Regular Expressions (Programming Perl)

1.7. Regular Expressions

Regular expressions (a.k.a. regexes, regexps, or REs) are used by many search programs such as grep and findstr, text-munging programs like sed and awk, and editors like vi and emacs. A regular expression is a way of describing a set of strings without having to list all the strings in your set.[22]

[22] A good source of information on regular expression concepts is Jeffrey Friedl's book, Mastering Regular Expressions (O'Reilly & Associates).

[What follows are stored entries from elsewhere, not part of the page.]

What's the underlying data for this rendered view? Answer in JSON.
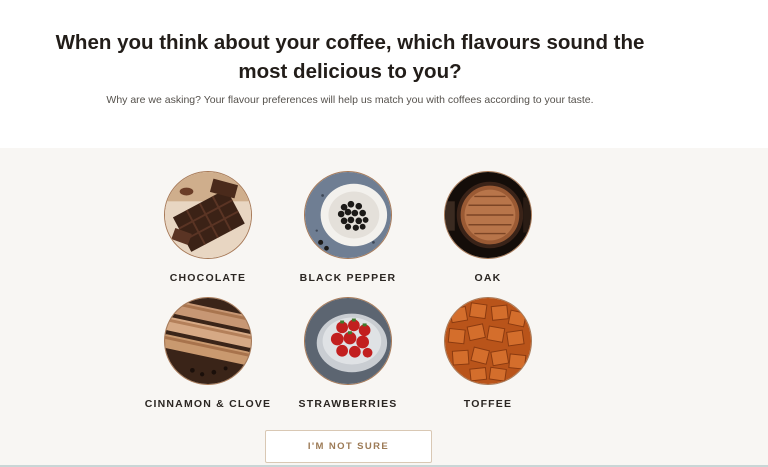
{
  "question": {
    "title": "When you think about your coffee, which flavours sound the most delicious to you?",
    "subtitle": "Why are we asking? Your flavour preferences will help us match you with coffees according to your taste."
  },
  "flavours": [
    {
      "label": "CHOCOLATE",
      "image": "chocolate-pieces"
    },
    {
      "label": "BLACK PEPPER",
      "image": "black-peppercorns-bowl"
    },
    {
      "label": "OAK",
      "image": "oak-barrel"
    },
    {
      "label": "CINNAMON & CLOVE",
      "image": "cinnamon-sticks"
    },
    {
      "label": "STRAWBERRIES",
      "image": "strawberries-bowl"
    },
    {
      "label": "TOFFEE",
      "image": "toffee-cubes"
    }
  ],
  "actions": {
    "not_sure_label": "I'M NOT SURE"
  },
  "colors": {
    "panel_bg": "#f8f6f3",
    "circle_border": "#a77957",
    "button_text": "#9c7a55",
    "button_border": "#d9c8b4"
  }
}
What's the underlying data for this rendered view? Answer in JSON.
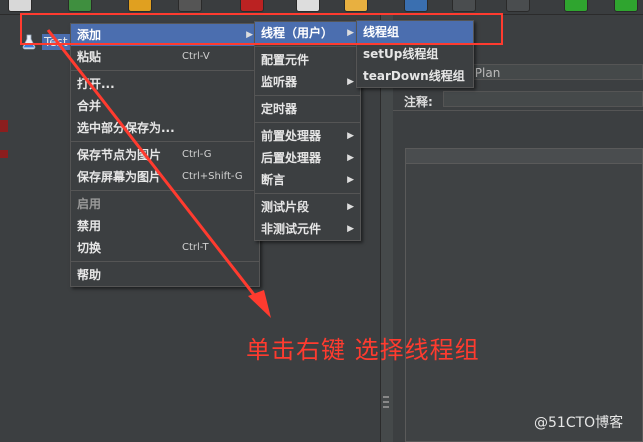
{
  "tree": {
    "root_label": "Test"
  },
  "right_panel": {
    "name_value": "st Plan",
    "comment_label": "注释:"
  },
  "context_menu": [
    {
      "label": "添加",
      "shortcut": "",
      "submenu": true,
      "selected": true
    },
    {
      "label": "粘贴",
      "shortcut": "Ctrl-V"
    },
    {
      "label": "打开...",
      "shortcut": ""
    },
    {
      "label": "合并",
      "shortcut": ""
    },
    {
      "label": "选中部分保存为...",
      "shortcut": ""
    },
    {
      "label": "保存节点为图片",
      "shortcut": "Ctrl-G"
    },
    {
      "label": "保存屏幕为图片",
      "shortcut": "Ctrl+Shift-G"
    },
    {
      "label": "启用",
      "shortcut": "",
      "disabled": true
    },
    {
      "label": "禁用",
      "shortcut": ""
    },
    {
      "label": "切换",
      "shortcut": "Ctrl-T"
    },
    {
      "label": "帮助",
      "shortcut": ""
    }
  ],
  "add_submenu": [
    {
      "label": "线程（用户）",
      "selected": true
    },
    {
      "label": "配置元件"
    },
    {
      "label": "监听器"
    },
    {
      "label": "定时器"
    },
    {
      "label": "前置处理器"
    },
    {
      "label": "后置处理器"
    },
    {
      "label": "断言"
    },
    {
      "label": "测试片段"
    },
    {
      "label": "非测试元件"
    }
  ],
  "thread_submenu": [
    {
      "label": "线程组",
      "selected": true
    },
    {
      "label": "setUp线程组"
    },
    {
      "label": "tearDown线程组"
    }
  ],
  "annotation": {
    "text": "单击右键  选择线程组",
    "color": "#ff3b2f"
  },
  "watermark": "@51CTO博客",
  "colors": {
    "menu_bg": "#3c3f41",
    "selection": "#4b6eaf",
    "annotation_red": "#ff3b2f"
  }
}
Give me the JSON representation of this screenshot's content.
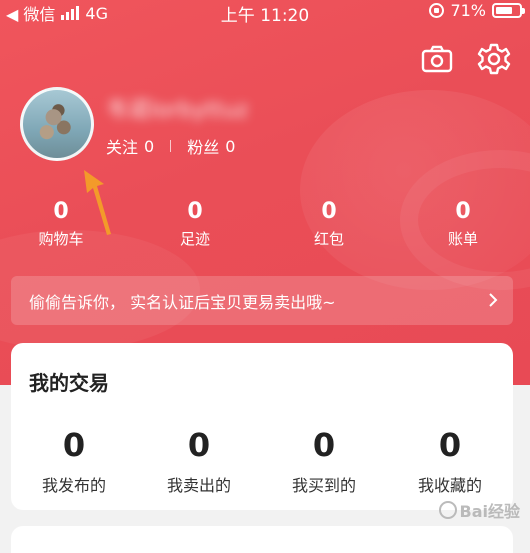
{
  "status_bar": {
    "back_label": "◀ 微信",
    "network": "4G",
    "time": "上午 11:20",
    "battery": "71%",
    "battery_level": 0.71
  },
  "profile": {
    "username_blurred": "韦诺lorbyttuz",
    "follow_label": "关注",
    "follow_count": "0",
    "fans_label": "粉丝",
    "fans_count": "0"
  },
  "stats": [
    {
      "value": "0",
      "label": "购物车"
    },
    {
      "value": "0",
      "label": "足迹"
    },
    {
      "value": "0",
      "label": "红包"
    },
    {
      "value": "0",
      "label": "账单"
    }
  ],
  "banner": {
    "text": "偷偷告诉你， 实名认证后宝贝更易卖出哦~"
  },
  "trade": {
    "title": "我的交易",
    "items": [
      {
        "value": "0",
        "label": "我发布的"
      },
      {
        "value": "0",
        "label": "我卖出的"
      },
      {
        "value": "0",
        "label": "我买到的"
      },
      {
        "value": "0",
        "label": "我收藏的"
      }
    ]
  },
  "watermark": "Bai经验",
  "icons": {
    "camera": "camera-icon",
    "settings": "gear-icon",
    "arrow": "pointer-arrow-icon",
    "chevron": "chevron-right-icon"
  },
  "colors": {
    "header": "#ea4e57",
    "annotation_arrow": "#f39a2a"
  }
}
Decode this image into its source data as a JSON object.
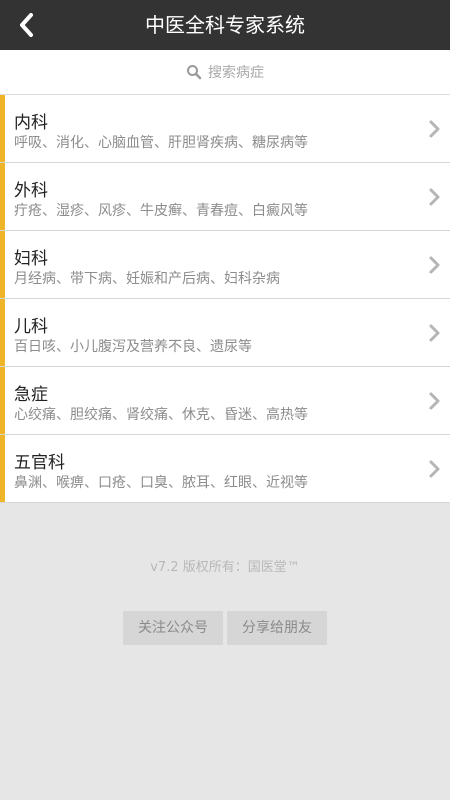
{
  "colors": {
    "header_bg": "#333333",
    "accent": "#f0b429",
    "page_bg": "#e6e6e6"
  },
  "header": {
    "title": "中医全科专家系统",
    "back_icon": "chevron-left-icon"
  },
  "search": {
    "placeholder": "搜索病症",
    "icon": "search-icon"
  },
  "categories": [
    {
      "title": "内科",
      "subtitle": "呼吸、消化、心脑血管、肝胆肾疾病、糖尿病等"
    },
    {
      "title": "外科",
      "subtitle": "疔疮、湿疹、风疹、牛皮癣、青春痘、白癜风等"
    },
    {
      "title": "妇科",
      "subtitle": "月经病、带下病、妊娠和产后病、妇科杂病"
    },
    {
      "title": "儿科",
      "subtitle": "百日咳、小儿腹泻及营养不良、遗尿等"
    },
    {
      "title": "急症",
      "subtitle": "心绞痛、胆绞痛、肾绞痛、休克、昏迷、高热等"
    },
    {
      "title": "五官科",
      "subtitle": "鼻渊、喉痹、口疮、口臭、脓耳、红眼、近视等"
    }
  ],
  "footer": {
    "copyright": "v7.2 版权所有：国医堂™",
    "follow_label": "关注公众号",
    "share_label": "分享给朋友"
  }
}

Many other computer languages incorporate regular expressions (some of them even advertise "Perl5 regular expressions"!), but none of these languages integrates regular expressions into the language the way Perl does. Regular expressions are used several ways in Perl. First and foremost, they're used in conditionals to determine whether a string matches a particular pattern, because in a Boolean context they return true and false. So when you see something that looks like /foo/ in a conditional, you know you're looking at an ordinary pattern-matching operator:

if (/Windows 95/) { print "Time to upgrade?\n" }

Second, if you can locate patterns within a string, you can replace them with something else. So when you see something that looks like s/foo/bar/, you know it's asking Perl to substitute "bar" for "foo", if possible. We call that the substitution operator. It also happens to return true or false depending on whether it succeeded, but usually it's evaluated for its side effect:

s/Windows/Linux/;

Finally, patterns can specify not only where something is, but also where it isn't. So the split operator uses a regular expression to specify where the data isn't. That is, the regular expression defines the separators that delimit the fields of data. Our Average Example has a couple of trivial examples of this. Lines 5 and 12 each split strings on the space character in order to return a list of words. But you can split on any separator you can specify with a regular expression:

($good, $bad, $ugly) = split(/,/, "vi,emacs,teco");

(There are various modifiers you can use in each of these situations to do exotic things like ignore case when matching alphabetic characters, but these are the sorts of gory details that we'll cover later when we get to the gory details.)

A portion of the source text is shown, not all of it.